The government should simply be a neutral referee that enforces contracts and upholds the rule of law.

Similarly, I also don’t have any philosophical objection to employers and employees agreeing to “defined benefit” pension plans, which basically promise workers a pre-determined amount of money after they retire based on factors such as average pay and years in the workforce.

After all, my money and property aren’t involved, so it’s not my business.

That being said, these so-called “DB plans” have a bad habit of going bankrupt. And that means the rest of us may get stuck with the bill if there’s a taxpayer bailout.

I discuss these issues in an interview with Fox Business News.

My main point is that there’s a deep hole in many of these plans, so someone is going to feel some pain.

I don’t want taxpayers to be hit, and I also don’t think well-managed pensions should be gouged with ever-rising premiums simply because other plans are faltering.

But I bet both will suffer, as will workers and retirees in the under-funded plans.

As part of the interview, I also warned that other “DB plans” are ticking time bombs.

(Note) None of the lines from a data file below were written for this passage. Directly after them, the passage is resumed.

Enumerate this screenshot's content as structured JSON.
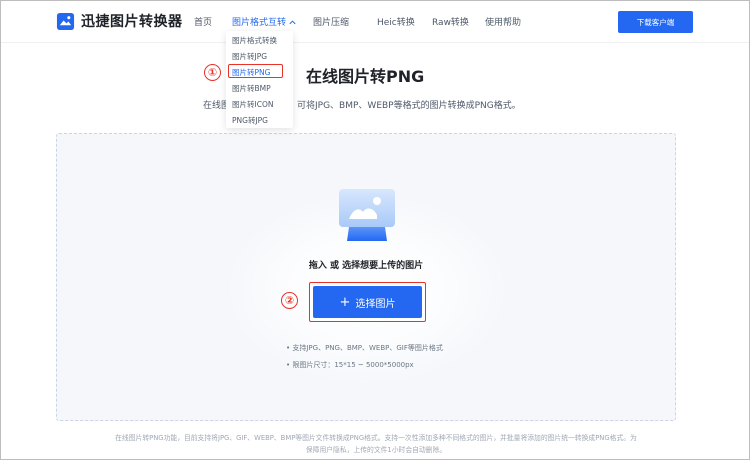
{
  "brand": {
    "name": "迅捷图片转换器",
    "accent": "#2468f2"
  },
  "nav": {
    "home": "首页",
    "format_convert": "图片格式互转",
    "compress": "图片压缩",
    "heic": "Heic转换",
    "raw": "Raw转换",
    "help": "使用帮助",
    "download": "下载客户端"
  },
  "dropdown": {
    "items": [
      "图片格式转换",
      "图片转JPG",
      "图片转PNG",
      "图片转BMP",
      "图片转ICON",
      "PNG转JPG"
    ],
    "selected": "图片转PNG"
  },
  "steps": {
    "one": "①",
    "two": "②"
  },
  "hero": {
    "title": "在线图片转PNG",
    "subtitle_prefix": "在线图",
    "subtitle": "可将JPG、BMP、WEBP等格式的图片转换成PNG格式。"
  },
  "upload": {
    "prompt": "拖入 或 选择想要上传的图片",
    "button": "选择图片",
    "notes": [
      "• 支持JPG、PNG、BMP、WEBP、GIF等图片格式",
      "• 限图片尺寸：15*15 ~ 5000*5000px"
    ]
  },
  "footer": {
    "line1": "在线图片转PNG功能，目前支持将JPG、GIF、WEBP、BMP等图片文件转换成PNG格式。支持一次性添加多种不同格式的图片，并批量将添加的图片统一转换成PNG格式。为",
    "line2": "保障用户隐私，上传的文件1小时会自动删除。"
  },
  "colors": {
    "highlight": "#e8322a",
    "primary": "#2468f2"
  },
  "icons": [
    "logo-icon",
    "chevron-down-icon",
    "upload-image-icon",
    "plus-icon"
  ]
}
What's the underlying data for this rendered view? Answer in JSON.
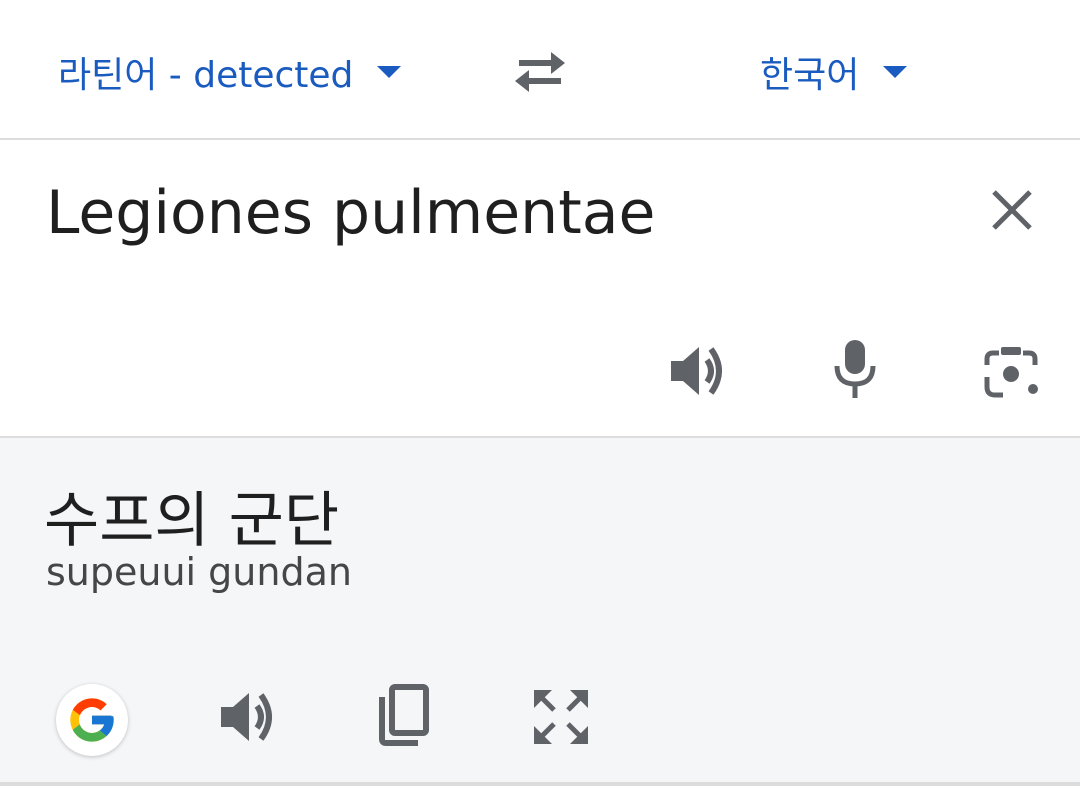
{
  "language_bar": {
    "source_language": "라틴어 - detected",
    "target_language": "한국어",
    "swap_icon": "swap-arrows-icon",
    "caret_icon": "caret-down-icon"
  },
  "input": {
    "text": "Legiones pulmentae",
    "clear_icon": "close-icon",
    "actions": [
      "speaker-icon",
      "microphone-icon",
      "camera-icon"
    ]
  },
  "output": {
    "translation": "수프의 군단",
    "romanization": "supeuui gundan",
    "actions": [
      "google-logo-icon",
      "speaker-icon",
      "copy-icon",
      "fullscreen-icon"
    ]
  },
  "colors": {
    "accent": "#1a5bbf",
    "icon": "#5f6368",
    "output_bg": "#f5f6f8",
    "divider": "#dcdcdc"
  }
}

More specifically, most pensions for state and local bureaucrats involve (overly generous) pre-determined commitments and very rarely have governments set aside the amount of money needed to fund those promises.

And the biggest DB time bomb is Social Security, which has an unfunded cash-flow liability of more than $30 trillion. That’s a lot of money even by Washington standards.

But I closed with a bit of good news.

As workers and employers have learned that DB plans tend to be unstable and unsustainable, there has been a marked shift toward “defined contribution” plans such as IRAs and 401(k)s.

These plans are the private property of workers, so there’s no risk that the money will be stolen or squandered.

But even this good news comes with a caveat. We closed the interview by fretting about the possibility that governments will steal (or at least over-tax) these private pension assets at some point in the future.

That’s already happened in Argentina and Poland, so I’m not just being a paranoid libertarian.